In July and August, the battles of Fromelles and Pozieres brought some of the most devastating news imaginable back home to Australia, almost incalculable in terms of the losses.
News also came through came in August of that season that one Collingwood player, Charlie Langtree, had been killed in France, while serving in the British Army.
Collingwood finished that strange 1916 season in second place, having won six of its 12 games. Fitzroy finished last on the ladder, with only two wins to its name as well as the draw against Collingwood.
But in the Semi-Final, watched on by less than 10,000 fans, the last-placed Maroons ended the Magpies’ season with a six-point win. Bizarrely, the team that had finished the home-and-away season on the bottom of the ladder would go on to win the 1916 Grand Final, defeating Carlton.
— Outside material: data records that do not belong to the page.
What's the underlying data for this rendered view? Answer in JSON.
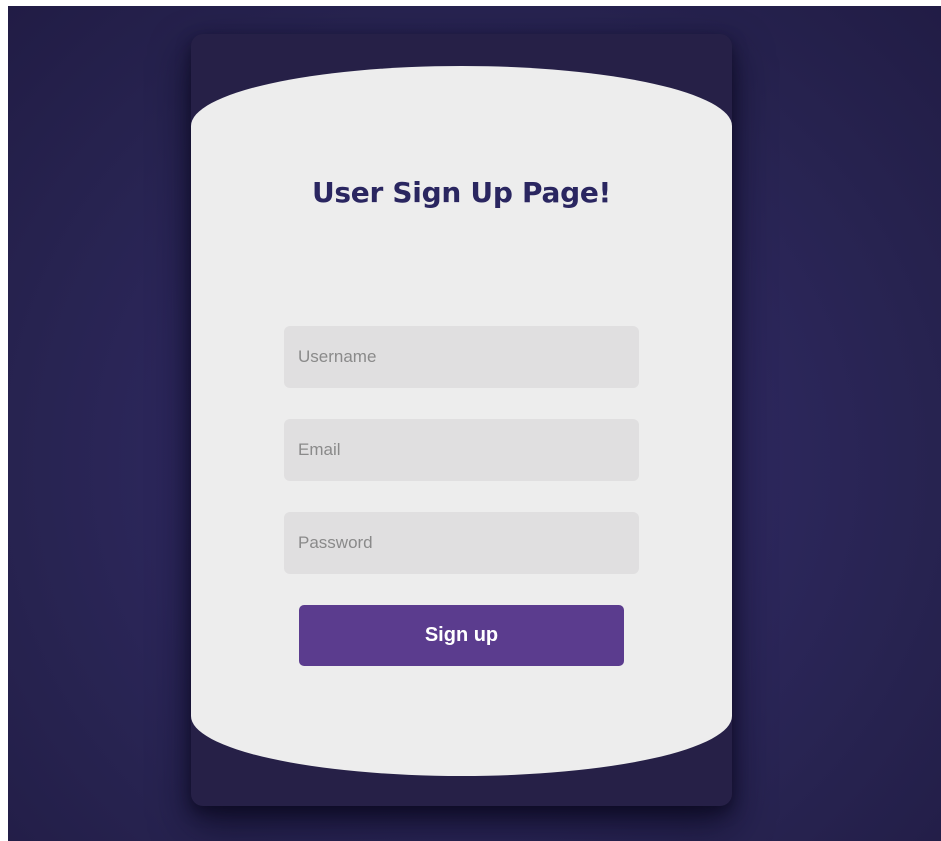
{
  "page": {
    "title": "User Sign Up Page!"
  },
  "form": {
    "username": {
      "value": "",
      "placeholder": "Username"
    },
    "email": {
      "value": "",
      "placeholder": "Email"
    },
    "password": {
      "value": "",
      "placeholder": "Password"
    },
    "submit_label": "Sign up"
  },
  "colors": {
    "background": "#2b2558",
    "card_band": "#262047",
    "card_face": "#ededed",
    "title": "#2a2660",
    "input_bg": "#e0dfe0",
    "button": "#5b3c8e",
    "button_text": "#ffffff"
  }
}
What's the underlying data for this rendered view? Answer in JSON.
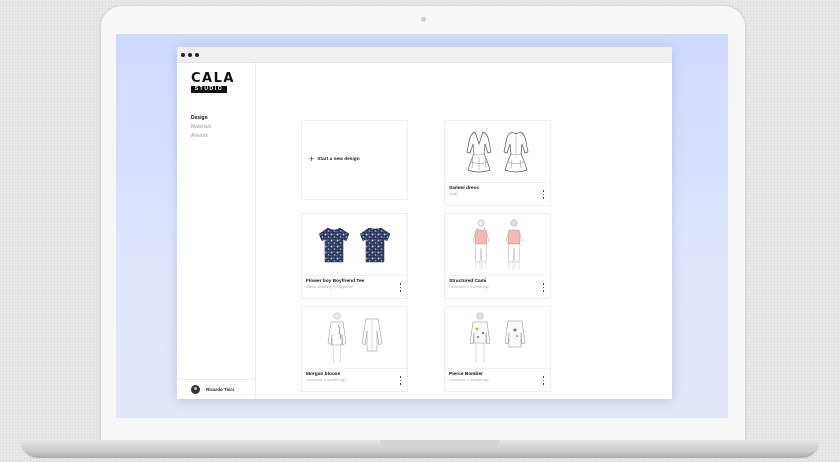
{
  "sidebar": {
    "logo": {
      "main": "CALA",
      "sub": "STUDIO"
    },
    "nav": [
      {
        "label": "Design",
        "active": true
      },
      {
        "label": "Materials",
        "active": false
      },
      {
        "label": "Artwork",
        "active": false
      }
    ],
    "user": {
      "name": "Ricardo Tisci"
    }
  },
  "main": {
    "new_design_label": "Start a new design",
    "cards": [
      {
        "title": "Sammi dress",
        "subtitle": "Draft",
        "art": "sketch-dress"
      },
      {
        "title": "Flower boy Boyfriend Tee",
        "subtitle": "Status: Awaiting PO Approval",
        "art": "floral-tee"
      },
      {
        "title": "Structured Cami",
        "subtitle": "Launched: 2 months ago",
        "art": "cami"
      },
      {
        "title": "Morgan blouse",
        "subtitle": "Launched: 3 months ago",
        "art": "blouse"
      },
      {
        "title": "Pierce Bomber",
        "subtitle": "Launched: 3 months ago",
        "art": "bomber"
      }
    ]
  },
  "colors": {
    "screen_bg": "#cdd9ff",
    "floral_navy": "#26365e",
    "cami_pink": "#f2b7b7"
  },
  "icons": {
    "new": "plus-icon",
    "menu": "kebab-icon",
    "window": "traffic-dots-icon"
  }
}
There was hope that the war was heading in a better direction for the Allies as evidenced by the letter sent back to the club from former player Jim Jackson, who had heard about the conclusion to the season from the Western Front. He wrote: “I see where Fitzroy came out on top, and I think the Allies will be there very soon as everything seems to be going our way.”
Sadly, it would be a long time before that happened.
The news only got more devastating for the Collingwood Football Club. December 1916, would be one of the most tragic months in the history of the club.
As the First World War raged on in a bloody stalemate during one of the worst winters France had experienced, the lives of three one-time Collingwood footballers were altered forever. Two of them died that week; another suffered wounds that would ultimately cost him his life.
Percy Rowe was better known to Magpie fans as ‘Paddy Rowan’, the non-de-plume that he carried in his sporting life. On December 4 1916 he was critically wounded and died on the Somme. Three days later, Peter Martin, a former Magpie who hadn’t played for more than a decade, and who was already beyond his 40th birthday, suffered horrific gun-shot wounds to his skull. He would lose his right eye, which brought about a permanent discharge from the army and a return home to Australia. He would be dead within 15 months.
And if the week could hardly have been any worse for a club so far removed from the western front, on December 12, 1916, a popular former player in Tom Wright was killed by a German shell.
The game had carried on in 1916, but so too had the heartache. And, sadly, there would be more to come.